UNITED STATES
Haaretz
By The Forward and Josh Nathan-Kazis | Oct. 20, 2014
The leading Modern Orthodox rabbinical association says that it knew in 2012 that Rabbi Barry Freundel acted inappropriately in his role overseeing conversions, but that it chose not to bar him from working with converts and did not inform his synagogue.
Freundel pled not guilty on October 15 to charges that he secretly recorded six women showering at the mikveh at his synagogue.
The Rabbinical Council of America said in an October 20 press release that it discovered in 2012 that Freundel had coerced conversion candidates to do clerical work at his home and make financial donations to his rabbinic court. He was also found to share a checking account with a conversion candidate.
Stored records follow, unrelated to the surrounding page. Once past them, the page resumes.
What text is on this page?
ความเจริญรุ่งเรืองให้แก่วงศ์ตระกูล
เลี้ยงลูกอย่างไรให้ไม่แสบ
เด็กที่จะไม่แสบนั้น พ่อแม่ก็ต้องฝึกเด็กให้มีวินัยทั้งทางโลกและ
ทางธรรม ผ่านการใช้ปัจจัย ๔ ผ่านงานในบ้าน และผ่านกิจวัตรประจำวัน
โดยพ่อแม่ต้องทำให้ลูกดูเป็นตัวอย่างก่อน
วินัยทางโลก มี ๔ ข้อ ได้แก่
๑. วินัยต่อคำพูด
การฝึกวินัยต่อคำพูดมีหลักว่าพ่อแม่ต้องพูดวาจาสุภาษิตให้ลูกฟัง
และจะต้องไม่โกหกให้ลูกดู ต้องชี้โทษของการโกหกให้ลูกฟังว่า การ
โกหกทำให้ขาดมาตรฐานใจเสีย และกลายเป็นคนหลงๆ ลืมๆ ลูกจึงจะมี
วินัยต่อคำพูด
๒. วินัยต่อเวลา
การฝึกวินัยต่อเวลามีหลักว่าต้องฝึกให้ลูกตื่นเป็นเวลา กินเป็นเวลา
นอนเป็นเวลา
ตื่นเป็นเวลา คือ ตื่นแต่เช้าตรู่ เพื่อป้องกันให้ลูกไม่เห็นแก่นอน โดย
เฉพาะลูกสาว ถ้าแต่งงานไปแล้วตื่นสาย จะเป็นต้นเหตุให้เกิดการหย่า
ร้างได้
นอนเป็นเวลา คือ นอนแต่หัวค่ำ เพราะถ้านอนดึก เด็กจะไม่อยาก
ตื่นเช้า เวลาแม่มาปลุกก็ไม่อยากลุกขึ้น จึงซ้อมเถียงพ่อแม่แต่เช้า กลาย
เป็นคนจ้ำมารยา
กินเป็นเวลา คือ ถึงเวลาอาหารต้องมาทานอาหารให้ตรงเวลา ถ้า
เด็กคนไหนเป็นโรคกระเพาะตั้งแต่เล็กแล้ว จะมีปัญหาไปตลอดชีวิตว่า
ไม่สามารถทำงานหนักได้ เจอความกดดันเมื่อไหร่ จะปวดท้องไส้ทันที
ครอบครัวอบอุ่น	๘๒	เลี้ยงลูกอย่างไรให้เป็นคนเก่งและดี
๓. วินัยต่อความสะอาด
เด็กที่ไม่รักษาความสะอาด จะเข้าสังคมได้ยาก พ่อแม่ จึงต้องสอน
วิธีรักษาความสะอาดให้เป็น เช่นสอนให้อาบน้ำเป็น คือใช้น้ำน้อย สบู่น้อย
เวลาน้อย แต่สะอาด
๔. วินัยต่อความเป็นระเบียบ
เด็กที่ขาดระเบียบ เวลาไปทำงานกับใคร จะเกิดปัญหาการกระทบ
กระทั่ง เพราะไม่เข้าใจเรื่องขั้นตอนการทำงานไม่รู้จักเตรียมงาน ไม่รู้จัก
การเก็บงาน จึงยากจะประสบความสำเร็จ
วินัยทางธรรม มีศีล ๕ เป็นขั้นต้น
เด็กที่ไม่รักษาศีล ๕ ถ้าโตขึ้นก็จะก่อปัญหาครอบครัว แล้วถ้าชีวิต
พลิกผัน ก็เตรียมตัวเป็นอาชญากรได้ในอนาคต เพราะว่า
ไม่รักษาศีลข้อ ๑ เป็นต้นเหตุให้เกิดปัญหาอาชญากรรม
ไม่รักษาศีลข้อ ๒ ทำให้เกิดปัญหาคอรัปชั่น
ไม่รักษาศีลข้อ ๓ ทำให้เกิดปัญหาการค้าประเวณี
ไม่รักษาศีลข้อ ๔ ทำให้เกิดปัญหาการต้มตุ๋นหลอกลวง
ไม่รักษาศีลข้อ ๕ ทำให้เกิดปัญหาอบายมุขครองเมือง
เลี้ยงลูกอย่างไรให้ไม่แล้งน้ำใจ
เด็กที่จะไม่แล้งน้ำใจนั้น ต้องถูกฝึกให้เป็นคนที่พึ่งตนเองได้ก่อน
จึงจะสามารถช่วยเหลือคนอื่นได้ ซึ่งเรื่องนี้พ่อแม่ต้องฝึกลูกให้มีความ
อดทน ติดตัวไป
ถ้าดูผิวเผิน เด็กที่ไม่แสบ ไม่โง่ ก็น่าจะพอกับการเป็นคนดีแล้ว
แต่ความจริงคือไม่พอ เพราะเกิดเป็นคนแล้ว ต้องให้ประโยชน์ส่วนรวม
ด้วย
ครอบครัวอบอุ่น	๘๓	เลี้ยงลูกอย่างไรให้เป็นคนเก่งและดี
Freundel at the time was the rabbi of Kesher Israel, a leading Washington, D.C. synagogue, and the head of the Washington, D.C. rabbinical court that oversaw conversions.
“[Freundel] made assurances that these behaviors would discontinue,” the RCA said in its statement. “A committee of rabbis and lay leaders determined that while Rabbi Freundel’s actions were inappropriate (and were a violation of his position) they did not rise to a level that required him to be suspended from the RCA or to be removed from his work with converts, as long as they did not continue.”